Cuda works only on nvidia hardware but there may be some libraries converting it to run on cpu cores(not igpu).
AMD is working on "hipify"ing old cuda kernels to translate them to opencl or similar codes so they can become more general.
Opencl works everywhere as long as both hardware and os supports. Amd, Nvidia, Intel, Xilinx, Altera, Qualcomm, MediaTek, Marvell, Texas Instruments .. support this. Maybe even Raspberry pi-x can support in future.
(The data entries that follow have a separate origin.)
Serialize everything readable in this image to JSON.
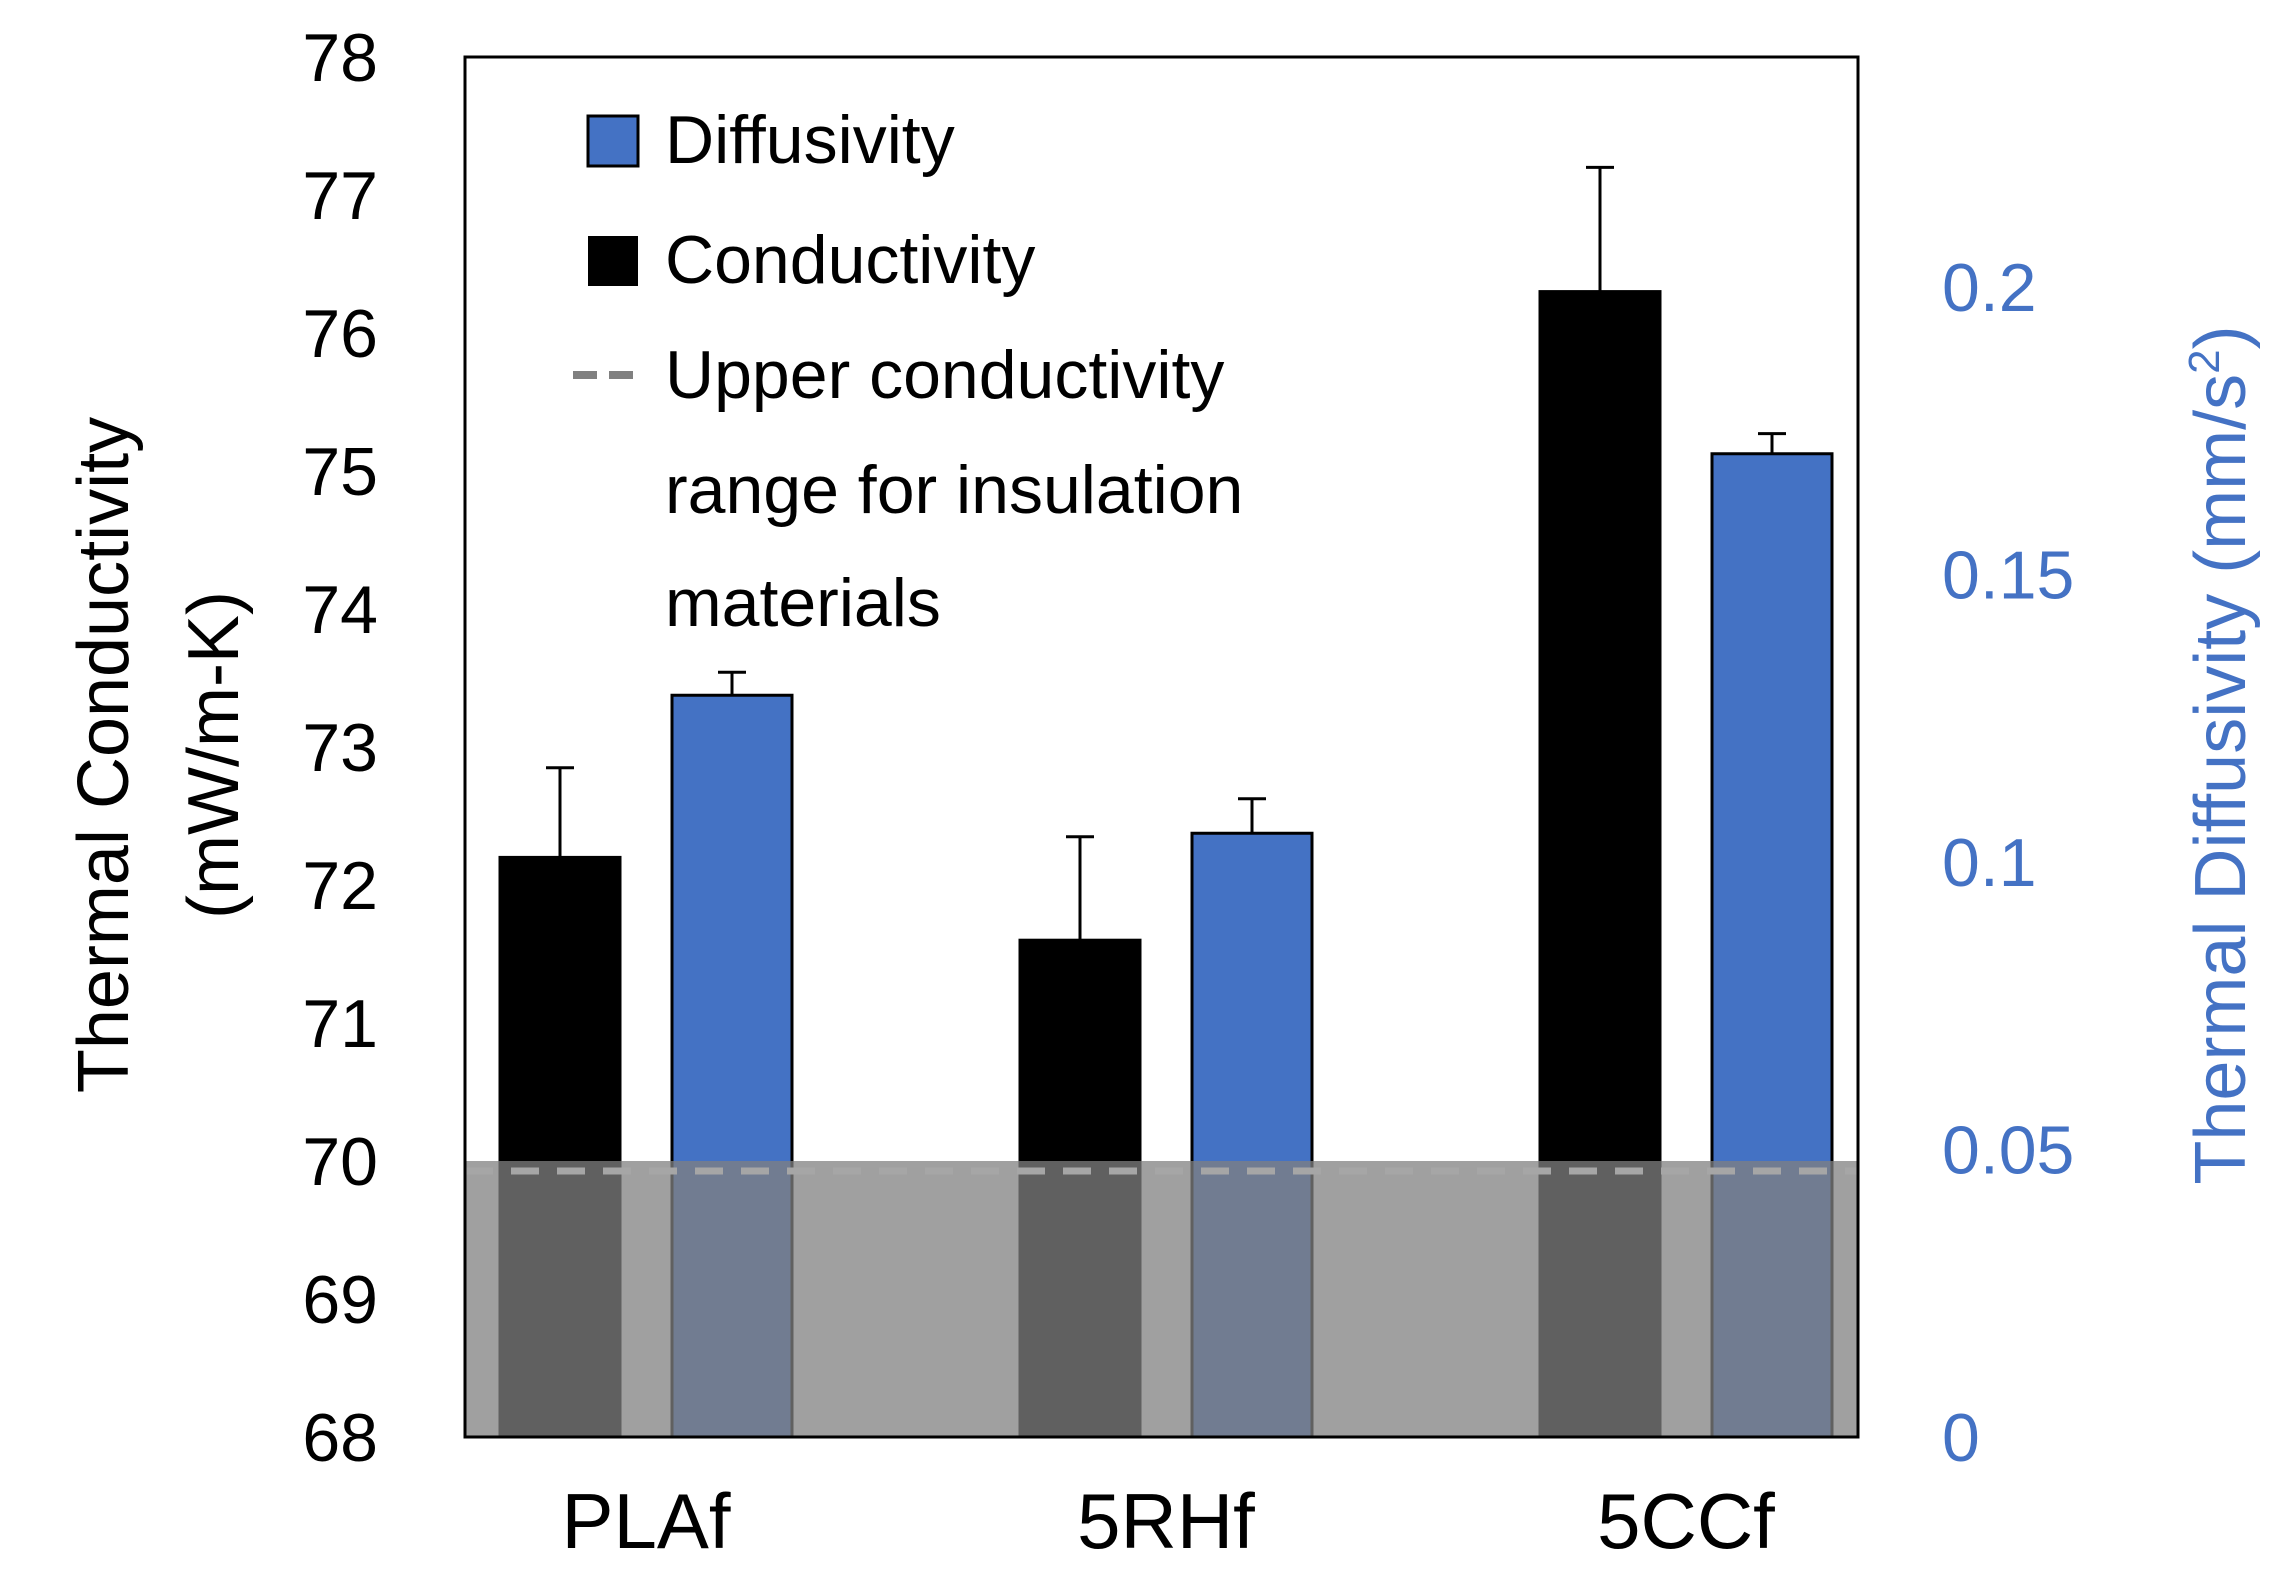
{
  "chart_data": {
    "type": "bar",
    "categories": [
      "PLAf",
      "5RHf",
      "5CCf"
    ],
    "series": [
      {
        "name": "Conductivity",
        "axis": "left",
        "color": "#000000",
        "values": [
          72.2,
          71.6,
          76.3
        ],
        "error_plus": [
          0.65,
          0.75,
          0.9
        ]
      },
      {
        "name": "Diffusivity",
        "axis": "right",
        "color": "#4472c4",
        "values": [
          0.129,
          0.105,
          0.171
        ],
        "error_plus": [
          0.004,
          0.006,
          0.0035
        ]
      }
    ],
    "threshold": {
      "name": "Upper conductivity range for insulation materials",
      "value": 70,
      "band_color": "#808080"
    },
    "left_axis": {
      "title_line1": "Thermal Conductivity",
      "title_line2": "(mW/m-K)",
      "ylim": [
        68,
        78
      ],
      "ticks": [
        "78",
        "77",
        "76",
        "75",
        "74",
        "73",
        "72",
        "71",
        "70",
        "69",
        "68"
      ]
    },
    "right_axis": {
      "title": "Thermal Diffusivity (mm/s",
      "title_sup": "2",
      "title_end": ")",
      "ylim": [
        0,
        0.24
      ],
      "ticks": [
        "0.2",
        "0.15",
        "0.1",
        "0.05",
        "0"
      ]
    },
    "legend": {
      "position": "top-left",
      "diffusivity": "Diffusivity",
      "conductivity": "Conductivity",
      "threshold_line1": "Upper conductivity",
      "threshold_line2": "range for insulation",
      "threshold_line3": "materials"
    }
  }
}
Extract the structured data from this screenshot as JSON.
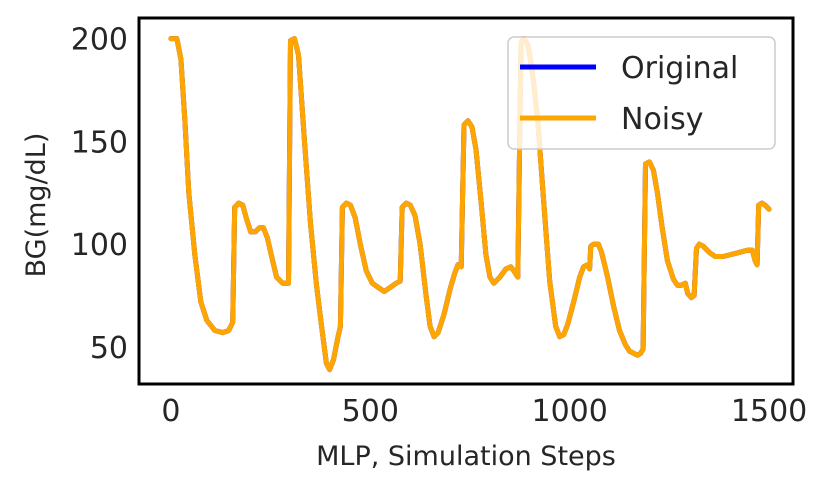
{
  "chart_data": {
    "type": "line",
    "xlabel": "MLP, Simulation Steps",
    "ylabel": "BG(mg/dL)",
    "xlim": [
      -80,
      1560
    ],
    "ylim": [
      32,
      210
    ],
    "x_ticks": [
      0,
      500,
      1000,
      1500
    ],
    "x_tick_labels": [
      "0",
      "500",
      "1000",
      "1500"
    ],
    "y_ticks": [
      50,
      100,
      150,
      200
    ],
    "y_tick_labels": [
      "50",
      "100",
      "150",
      "200"
    ],
    "grid": false,
    "legend_position": "top-right",
    "colors": {
      "original": "#0000ff",
      "noisy": "#ffa500",
      "frame": "#000000"
    },
    "series": [
      {
        "name": "Original",
        "points": [
          [
            0,
            200
          ],
          [
            15,
            200
          ],
          [
            25,
            190
          ],
          [
            35,
            160
          ],
          [
            45,
            125
          ],
          [
            60,
            95
          ],
          [
            75,
            72
          ],
          [
            90,
            63
          ],
          [
            110,
            58
          ],
          [
            130,
            57
          ],
          [
            145,
            58
          ],
          [
            155,
            62
          ],
          [
            160,
            118
          ],
          [
            170,
            120
          ],
          [
            180,
            119
          ],
          [
            190,
            112
          ],
          [
            200,
            106
          ],
          [
            212,
            106
          ],
          [
            222,
            108
          ],
          [
            232,
            108
          ],
          [
            242,
            103
          ],
          [
            255,
            92
          ],
          [
            265,
            84
          ],
          [
            280,
            81
          ],
          [
            295,
            81
          ],
          [
            300,
            199
          ],
          [
            310,
            200
          ],
          [
            320,
            192
          ],
          [
            335,
            150
          ],
          [
            350,
            110
          ],
          [
            365,
            80
          ],
          [
            378,
            60
          ],
          [
            390,
            42
          ],
          [
            398,
            39
          ],
          [
            408,
            44
          ],
          [
            418,
            54
          ],
          [
            425,
            60
          ],
          [
            430,
            118
          ],
          [
            440,
            120
          ],
          [
            450,
            119
          ],
          [
            462,
            113
          ],
          [
            475,
            100
          ],
          [
            490,
            87
          ],
          [
            505,
            81
          ],
          [
            520,
            79
          ],
          [
            535,
            77
          ],
          [
            550,
            79
          ],
          [
            565,
            81
          ],
          [
            575,
            82
          ],
          [
            580,
            118
          ],
          [
            590,
            120
          ],
          [
            600,
            119
          ],
          [
            612,
            114
          ],
          [
            625,
            100
          ],
          [
            640,
            75
          ],
          [
            650,
            60
          ],
          [
            660,
            55
          ],
          [
            670,
            57
          ],
          [
            685,
            66
          ],
          [
            700,
            78
          ],
          [
            712,
            86
          ],
          [
            720,
            90
          ],
          [
            728,
            89
          ],
          [
            735,
            158
          ],
          [
            745,
            160
          ],
          [
            755,
            157
          ],
          [
            765,
            146
          ],
          [
            778,
            120
          ],
          [
            790,
            95
          ],
          [
            800,
            84
          ],
          [
            810,
            81
          ],
          [
            825,
            84
          ],
          [
            840,
            88
          ],
          [
            852,
            89
          ],
          [
            860,
            87
          ],
          [
            870,
            84
          ],
          [
            878,
            198
          ],
          [
            885,
            200
          ],
          [
            895,
            197
          ],
          [
            905,
            186
          ],
          [
            920,
            160
          ],
          [
            935,
            120
          ],
          [
            950,
            82
          ],
          [
            965,
            60
          ],
          [
            975,
            55
          ],
          [
            985,
            56
          ],
          [
            995,
            61
          ],
          [
            1010,
            72
          ],
          [
            1025,
            84
          ],
          [
            1035,
            89
          ],
          [
            1045,
            90
          ],
          [
            1050,
            88
          ],
          [
            1053,
            99
          ],
          [
            1060,
            100
          ],
          [
            1072,
            100
          ],
          [
            1080,
            96
          ],
          [
            1095,
            84
          ],
          [
            1110,
            70
          ],
          [
            1125,
            58
          ],
          [
            1140,
            51
          ],
          [
            1150,
            48
          ],
          [
            1160,
            47
          ],
          [
            1170,
            46
          ],
          [
            1178,
            47
          ],
          [
            1184,
            49
          ],
          [
            1190,
            139
          ],
          [
            1200,
            140
          ],
          [
            1210,
            136
          ],
          [
            1220,
            125
          ],
          [
            1232,
            108
          ],
          [
            1245,
            92
          ],
          [
            1260,
            83
          ],
          [
            1270,
            80
          ],
          [
            1280,
            80
          ],
          [
            1290,
            81
          ],
          [
            1296,
            76
          ],
          [
            1305,
            74
          ],
          [
            1312,
            75
          ],
          [
            1318,
            98
          ],
          [
            1325,
            100
          ],
          [
            1335,
            99
          ],
          [
            1350,
            96
          ],
          [
            1365,
            94
          ],
          [
            1385,
            94
          ],
          [
            1405,
            95
          ],
          [
            1425,
            96
          ],
          [
            1445,
            97
          ],
          [
            1458,
            97
          ],
          [
            1465,
            92
          ],
          [
            1470,
            90
          ],
          [
            1474,
            119
          ],
          [
            1482,
            120
          ],
          [
            1490,
            119
          ],
          [
            1500,
            117
          ]
        ]
      },
      {
        "name": "Noisy",
        "points": [
          [
            0,
            200
          ],
          [
            15,
            200
          ],
          [
            25,
            190
          ],
          [
            35,
            160
          ],
          [
            45,
            125
          ],
          [
            60,
            95
          ],
          [
            75,
            72
          ],
          [
            90,
            63
          ],
          [
            110,
            58
          ],
          [
            130,
            57
          ],
          [
            145,
            58
          ],
          [
            155,
            62
          ],
          [
            160,
            118
          ],
          [
            170,
            120
          ],
          [
            180,
            119
          ],
          [
            190,
            112
          ],
          [
            200,
            106
          ],
          [
            212,
            106
          ],
          [
            222,
            108
          ],
          [
            232,
            108
          ],
          [
            242,
            103
          ],
          [
            255,
            92
          ],
          [
            265,
            84
          ],
          [
            280,
            81
          ],
          [
            295,
            81
          ],
          [
            300,
            199
          ],
          [
            310,
            200
          ],
          [
            320,
            192
          ],
          [
            335,
            150
          ],
          [
            350,
            110
          ],
          [
            365,
            80
          ],
          [
            378,
            60
          ],
          [
            390,
            42
          ],
          [
            398,
            39
          ],
          [
            408,
            44
          ],
          [
            418,
            54
          ],
          [
            425,
            60
          ],
          [
            430,
            118
          ],
          [
            440,
            120
          ],
          [
            450,
            119
          ],
          [
            462,
            113
          ],
          [
            475,
            100
          ],
          [
            490,
            87
          ],
          [
            505,
            81
          ],
          [
            520,
            79
          ],
          [
            535,
            77
          ],
          [
            550,
            79
          ],
          [
            565,
            81
          ],
          [
            575,
            82
          ],
          [
            580,
            118
          ],
          [
            590,
            120
          ],
          [
            600,
            119
          ],
          [
            612,
            114
          ],
          [
            625,
            100
          ],
          [
            640,
            75
          ],
          [
            650,
            60
          ],
          [
            660,
            55
          ],
          [
            670,
            57
          ],
          [
            685,
            66
          ],
          [
            700,
            78
          ],
          [
            712,
            86
          ],
          [
            720,
            90
          ],
          [
            728,
            89
          ],
          [
            735,
            158
          ],
          [
            745,
            160
          ],
          [
            755,
            157
          ],
          [
            765,
            146
          ],
          [
            778,
            120
          ],
          [
            790,
            95
          ],
          [
            800,
            84
          ],
          [
            810,
            81
          ],
          [
            825,
            84
          ],
          [
            840,
            88
          ],
          [
            852,
            89
          ],
          [
            860,
            87
          ],
          [
            870,
            84
          ],
          [
            878,
            198
          ],
          [
            885,
            200
          ],
          [
            895,
            197
          ],
          [
            905,
            186
          ],
          [
            920,
            160
          ],
          [
            935,
            120
          ],
          [
            950,
            82
          ],
          [
            965,
            60
          ],
          [
            975,
            55
          ],
          [
            985,
            56
          ],
          [
            995,
            61
          ],
          [
            1010,
            72
          ],
          [
            1025,
            84
          ],
          [
            1035,
            89
          ],
          [
            1045,
            90
          ],
          [
            1050,
            88
          ],
          [
            1053,
            99
          ],
          [
            1060,
            100
          ],
          [
            1072,
            100
          ],
          [
            1080,
            96
          ],
          [
            1095,
            84
          ],
          [
            1110,
            70
          ],
          [
            1125,
            58
          ],
          [
            1140,
            51
          ],
          [
            1150,
            48
          ],
          [
            1160,
            47
          ],
          [
            1170,
            46
          ],
          [
            1178,
            47
          ],
          [
            1184,
            49
          ],
          [
            1190,
            139
          ],
          [
            1200,
            140
          ],
          [
            1210,
            136
          ],
          [
            1220,
            125
          ],
          [
            1232,
            108
          ],
          [
            1245,
            92
          ],
          [
            1260,
            83
          ],
          [
            1270,
            80
          ],
          [
            1280,
            80
          ],
          [
            1290,
            81
          ],
          [
            1296,
            76
          ],
          [
            1305,
            74
          ],
          [
            1312,
            75
          ],
          [
            1318,
            98
          ],
          [
            1325,
            100
          ],
          [
            1335,
            99
          ],
          [
            1350,
            96
          ],
          [
            1365,
            94
          ],
          [
            1385,
            94
          ],
          [
            1405,
            95
          ],
          [
            1425,
            96
          ],
          [
            1445,
            97
          ],
          [
            1458,
            97
          ],
          [
            1465,
            92
          ],
          [
            1470,
            90
          ],
          [
            1474,
            119
          ],
          [
            1482,
            120
          ],
          [
            1490,
            119
          ],
          [
            1500,
            117
          ]
        ]
      }
    ]
  }
}
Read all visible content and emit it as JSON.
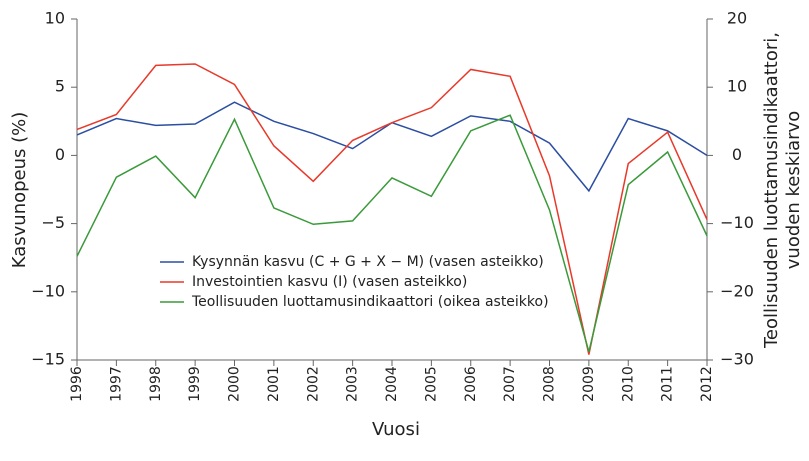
{
  "chart_data": {
    "type": "line",
    "x_label": "Vuosi",
    "y_label": "Kasvunopeus (%)",
    "y2_label": [
      "Teollisuuden luottamusindikaattori,",
      "vuoden keskiarvo"
    ],
    "categories": [
      "1996",
      "1997",
      "1998",
      "1999",
      "2000",
      "2001",
      "2002",
      "2003",
      "2004",
      "2005",
      "2006",
      "2007",
      "2008",
      "2009",
      "2010",
      "2011",
      "2012"
    ],
    "ylim": [
      -15,
      10
    ],
    "yticks": [
      {
        "value": -15,
        "label": "−15"
      },
      {
        "value": -10,
        "label": "−10"
      },
      {
        "value": -5,
        "label": "−5"
      },
      0,
      5,
      10
    ],
    "y2lim": [
      -30,
      20
    ],
    "y2ticks": [
      {
        "value": -30,
        "label": "−30"
      },
      {
        "value": -20,
        "label": "−20"
      },
      {
        "value": -10,
        "label": "−10"
      },
      0,
      10,
      20
    ],
    "legend": "lower-left",
    "series": [
      {
        "name": "Kysynnän kasvu (C + G + X − M) (vasen asteikko)",
        "color": "#2b4ea2",
        "values": [
          1.5,
          2.7,
          2.2,
          2.3,
          3.9,
          2.5,
          1.6,
          0.5,
          2.4,
          1.4,
          2.9,
          2.5,
          0.9,
          -2.6,
          2.7,
          1.8,
          0.0
        ]
      },
      {
        "name": "Investointien kasvu (I) (vasen asteikko)",
        "color": "#e8392a",
        "values": [
          1.9,
          3.0,
          6.6,
          6.7,
          5.2,
          0.7,
          -1.9,
          1.1,
          2.4,
          3.5,
          6.3,
          5.8,
          -1.5,
          -14.6,
          -0.6,
          1.7,
          -4.7
        ]
      },
      {
        "name": "Teollisuuden luottamusindikaattori (oikea asteikko)",
        "color": "#3a9a3a",
        "axis": "y2",
        "values": [
          -14.8,
          -3.2,
          -0.1,
          -6.2,
          5.3,
          -7.7,
          -10.1,
          -9.6,
          -3.3,
          -6.0,
          3.6,
          5.9,
          -8.0,
          -28.8,
          -4.3,
          0.5,
          -11.8
        ]
      }
    ]
  }
}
Documentation for opencl in stackoverflow.com is under development. But there are some sites:
If it is Iris Graphics 6100:
Your integrated gpu has 48 execution units each having 8 ALU units that can do add,multiply and many more operations. Its clock frequency can rise to 1GHz. This means a maximum of 48*8*2(1 add+1multiply)*1G = 768 Giga floating point operations per second but only if each ALU is capable of concurrently doing 1 addition and 1 multiplication. 768 Gflops is more than a low-end discrete gpu such as R7-240 of AMD.(As of 19.10.2017, AMD's low-end is RX550 with 1200 GFlops, faster than Intel's Iris Plus 650 which is nearly 900 GFlops). Ray tracing needs re-accessing to too many geometry data so a device should have its own memory(such as with Nvidia or Amd), to let CPU do its work.
How you install opencl on a computer can change by OS and hardware type, but building a software with an opencl-installed computer is similar:
Just before computing(or an array of computations):
- Select buffers for a kernel as its arguments.
- Enqueue buffer write(or map/unmap) operations on "input" buffers
Compute:
- Enqueue nd range kernel(with specifying which kernel runs and with how many threads)
- Enqueue buffer read(or map/unmap) operations on "output" buffers
- Don't forget to synchronize with host using clFinish() if you haven't used blocking type enqueueBufferRead.
- Use your accelerated data.
After opencl is no more needed:
- Be sure all command queues are empty / finished doing kernel work.
- Release all in the opposite order of creation
If you need to accelerate an open source software, you can switch a hotspot parallelizable loop with a simple opencl kernel, if it doesn't have another acceleration support already. For example, you can accelerate air-pressure and heat-advection part of powdertoy sand-box simulator.